Unspeakable power

“God is indeed pregnant with power and dread for the sake of his kingdom,” Bildad replied, “and no one can count his army of Watchers.

“How can you justify yourself at the judgment? God’s glory outshines the moon and stars, much more the virtues of mere mortals.”

Job laughed. “The Oracle has enlightened me in my idiocy. Thank you for your wise insight, Bildad. Tell me, how do you divine such great observations?”

After Job’s harsh rebuke, no one spoke. The tent flaps quivered gently as a mild breeze continued to pass through its rooms.

“I’m aware of God’s supremacy. The dead tremble at the judgment of the One who established his kingdom over the abyss and pierced the gliding dragon, Chaos. He commands frail clouds to maintain a firm grip on the heavy rains and hides his throne room somewhere deep inside. He tells the seas when to swell and where to halt. He orders the movement of the planets. The foundations of heaven have no pride because they know that they are made beautiful by his Spirit.

“This is but a glimmer of God.”

Inspiration: Job 25, 26

I’m innocent

“I’m complaining because my heart is bitter,” Job replied nearly in a whisper, “because my punishment is more than I deserve. More than I can bare.”

Job turned over slowly, wincing as he shifted his weight and rested on his side. Glints of lamplight flickered in the eyes of his accusers. Job sighed.

“I wish I knew where God was,” he said, a power growing behind his voice. “I’d approach his throne and reason with him. He’d tell me what he wants from me, and I would understand and comply. Instead of invoking terror, he’d sympathize with me. If I am honest, I can reason with him. My Judge is fair.

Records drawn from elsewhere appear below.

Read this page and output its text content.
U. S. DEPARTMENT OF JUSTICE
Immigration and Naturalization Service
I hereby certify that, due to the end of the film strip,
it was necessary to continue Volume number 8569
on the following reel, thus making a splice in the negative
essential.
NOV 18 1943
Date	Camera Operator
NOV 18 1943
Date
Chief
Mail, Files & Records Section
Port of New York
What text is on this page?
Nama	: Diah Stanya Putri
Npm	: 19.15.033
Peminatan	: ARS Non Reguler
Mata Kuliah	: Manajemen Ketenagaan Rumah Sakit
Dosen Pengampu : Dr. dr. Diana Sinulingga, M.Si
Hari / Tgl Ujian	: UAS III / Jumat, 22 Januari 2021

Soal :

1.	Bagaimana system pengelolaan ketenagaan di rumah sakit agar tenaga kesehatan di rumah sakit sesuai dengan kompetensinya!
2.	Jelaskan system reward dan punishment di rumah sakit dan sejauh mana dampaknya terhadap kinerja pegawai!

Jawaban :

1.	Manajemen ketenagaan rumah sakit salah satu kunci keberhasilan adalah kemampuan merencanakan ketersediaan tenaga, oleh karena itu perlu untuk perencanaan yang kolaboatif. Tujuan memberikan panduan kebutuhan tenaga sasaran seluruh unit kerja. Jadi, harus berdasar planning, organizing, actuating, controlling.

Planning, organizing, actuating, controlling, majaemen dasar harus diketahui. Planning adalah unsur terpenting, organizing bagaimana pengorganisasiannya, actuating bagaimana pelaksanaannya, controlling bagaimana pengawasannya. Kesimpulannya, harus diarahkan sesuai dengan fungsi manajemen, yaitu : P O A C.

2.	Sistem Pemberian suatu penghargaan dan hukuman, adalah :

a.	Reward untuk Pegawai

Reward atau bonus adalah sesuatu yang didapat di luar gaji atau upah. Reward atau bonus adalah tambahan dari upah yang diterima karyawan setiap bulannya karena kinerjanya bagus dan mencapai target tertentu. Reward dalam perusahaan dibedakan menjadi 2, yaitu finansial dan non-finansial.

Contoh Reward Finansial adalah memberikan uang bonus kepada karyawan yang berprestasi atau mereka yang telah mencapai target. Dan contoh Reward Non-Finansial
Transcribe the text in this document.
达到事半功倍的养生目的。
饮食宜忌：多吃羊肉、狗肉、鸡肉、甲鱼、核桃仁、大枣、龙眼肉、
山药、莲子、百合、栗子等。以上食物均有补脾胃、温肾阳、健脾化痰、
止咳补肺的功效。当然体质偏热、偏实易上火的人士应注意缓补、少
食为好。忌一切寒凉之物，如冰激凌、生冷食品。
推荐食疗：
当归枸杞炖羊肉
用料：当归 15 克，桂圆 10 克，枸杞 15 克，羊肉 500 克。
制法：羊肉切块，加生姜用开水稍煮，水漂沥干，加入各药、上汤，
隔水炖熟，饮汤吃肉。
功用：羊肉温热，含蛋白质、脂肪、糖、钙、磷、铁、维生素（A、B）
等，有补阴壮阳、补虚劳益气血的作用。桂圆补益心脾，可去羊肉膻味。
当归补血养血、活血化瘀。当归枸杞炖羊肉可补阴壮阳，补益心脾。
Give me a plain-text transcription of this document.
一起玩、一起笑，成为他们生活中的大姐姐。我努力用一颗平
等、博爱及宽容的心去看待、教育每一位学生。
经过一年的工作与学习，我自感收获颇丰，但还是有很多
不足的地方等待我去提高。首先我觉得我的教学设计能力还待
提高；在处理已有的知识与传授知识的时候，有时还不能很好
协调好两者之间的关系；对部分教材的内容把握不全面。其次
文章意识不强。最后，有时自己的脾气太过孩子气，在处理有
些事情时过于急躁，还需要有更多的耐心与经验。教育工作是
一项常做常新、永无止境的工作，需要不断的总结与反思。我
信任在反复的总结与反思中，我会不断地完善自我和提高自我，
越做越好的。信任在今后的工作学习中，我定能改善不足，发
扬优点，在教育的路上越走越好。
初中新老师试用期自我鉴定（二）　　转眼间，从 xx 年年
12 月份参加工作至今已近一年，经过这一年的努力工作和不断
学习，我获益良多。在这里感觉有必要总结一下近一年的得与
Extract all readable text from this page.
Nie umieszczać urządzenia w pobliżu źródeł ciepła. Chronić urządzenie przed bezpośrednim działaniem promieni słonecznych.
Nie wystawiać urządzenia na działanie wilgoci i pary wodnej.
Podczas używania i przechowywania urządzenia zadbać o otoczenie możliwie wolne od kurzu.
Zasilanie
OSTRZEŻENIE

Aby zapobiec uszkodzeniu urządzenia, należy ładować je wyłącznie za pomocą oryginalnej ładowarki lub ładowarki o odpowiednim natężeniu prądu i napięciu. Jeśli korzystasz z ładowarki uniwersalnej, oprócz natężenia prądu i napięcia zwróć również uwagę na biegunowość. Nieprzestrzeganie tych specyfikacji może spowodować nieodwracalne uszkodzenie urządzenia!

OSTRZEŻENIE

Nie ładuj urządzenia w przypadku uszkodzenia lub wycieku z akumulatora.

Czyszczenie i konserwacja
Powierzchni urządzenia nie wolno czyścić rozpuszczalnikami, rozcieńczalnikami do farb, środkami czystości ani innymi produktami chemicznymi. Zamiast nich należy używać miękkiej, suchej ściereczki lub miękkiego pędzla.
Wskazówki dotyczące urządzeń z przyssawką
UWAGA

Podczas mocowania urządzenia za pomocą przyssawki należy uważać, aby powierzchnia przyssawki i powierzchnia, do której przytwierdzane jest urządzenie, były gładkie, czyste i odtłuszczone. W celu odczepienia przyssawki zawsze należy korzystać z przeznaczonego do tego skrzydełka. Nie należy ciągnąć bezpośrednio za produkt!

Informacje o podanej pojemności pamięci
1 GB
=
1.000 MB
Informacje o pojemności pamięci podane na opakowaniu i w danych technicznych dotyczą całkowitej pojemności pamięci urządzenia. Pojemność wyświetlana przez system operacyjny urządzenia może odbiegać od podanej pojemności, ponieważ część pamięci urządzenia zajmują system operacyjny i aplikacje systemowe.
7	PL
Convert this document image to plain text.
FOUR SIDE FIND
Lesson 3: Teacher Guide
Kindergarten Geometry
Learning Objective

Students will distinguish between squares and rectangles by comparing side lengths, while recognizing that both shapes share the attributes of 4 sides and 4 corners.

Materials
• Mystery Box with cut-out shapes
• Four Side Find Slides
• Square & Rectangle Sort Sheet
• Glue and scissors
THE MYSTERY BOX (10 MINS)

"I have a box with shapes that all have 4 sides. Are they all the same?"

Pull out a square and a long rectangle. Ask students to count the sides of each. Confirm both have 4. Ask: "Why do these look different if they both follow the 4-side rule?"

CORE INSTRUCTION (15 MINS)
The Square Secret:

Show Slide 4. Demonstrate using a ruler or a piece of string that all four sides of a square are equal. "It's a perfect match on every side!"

Eliphaz and Zophar looked at one another with unabashed disapproval on their faces. Perhaps they don’t really know God at all, Job thought. Perhaps they worshiped a god completely unknown to Job.

“I search in vain,” Job continued. “That’s my point. He’s nowhere to be found. He sees the intimate details of my life, but I can’t reach him. My only solace is that when he looks into the deepest recessed of my heart, he finds the pure gold of innocence in me.”

Job felt a sudden surge of energy traveling out through his limbs. Like a magic elixir, the rippling of new power numbed the pain from his sores and gave him relief. Job hoped it would last.

“I’ve been faithful to God’s way without deviation. I’ve enjoyed his commands more than fine morsels of food. For whatever reason, his mind is made up about me. How can I argue with him? No one can stop him from doing to me everything he planned to do, and I have a feeling it’s not over.

“Eliphaz, can you blame me for being so scared? Zophar? I’m blind against the darkness God has cloaked around me. Thick as smoke, I can’t see past it.”

Inspiration: Job 23

Parting ways

Abram now had an uncounted inventory of gold, silver, and livestock. He and Sarai, along with his nephew Lot resumed their circuit of travel, making their way back around to Shechem, where God first promised Abram he’d bring forth blessed nations from his family. The first altar he had built remained unblemished, so he conversed with God there in the evenings.

Lot was also getting wealthy, and soon the land couldn’t support both estates. The shepherds of both clans bickered more frequently, but when Lot’s herders started a turf war against the other, Abram intervened.

He met with his nephew by a creek one day. The smell of sun-soaked soil and rock was pleasant, and the water trickling over the pebbles altered their otherwise collectively foul mood. “Look,” Abram said, his jaw set,  “I’m not going to fight with you, and I’m certainly not going to allow our herders to go to blows. We’re all family here.”

Abram put an arm around Lot and gave him a quarter turn from where he stood. “Elevate your gaze, man. All this land is ours,” he said, making a sweeping gesture across the vast horizon. “Let’s agree that if you go east, I’ll go west. If you go west, I’ll go east.”

Lot looked around, his eyes narrowed. To the east, he saw the lush plains of Jordan, with her natural irrigation systems and cascading rivers, reminiscent of the fables of Eden.

“I’ll go east,” Lot said, biting his lip.

“And so it will be,” Abram concluded.

Lot spread his estate among the cities of the plains. He purchased property within the city limits of Sodom, a town known for its pride, laziness, and sexual appetite.

Abram moved westward, bringing his people and possessions to the beating heart of Canaan.

“Look up from the spot you’re standing on,” God said. “Look north, south, east, and west. These wide, open spaces will be yours forever.” And he promised, “I’ll make your children as numerous as the stars.”

The more he heard the promise, the more God added to it, and the more real it seemed. Abram settled down in Hebron at a place called Mamre Oaks where he built another altar to await the fruition of all that God had promised him.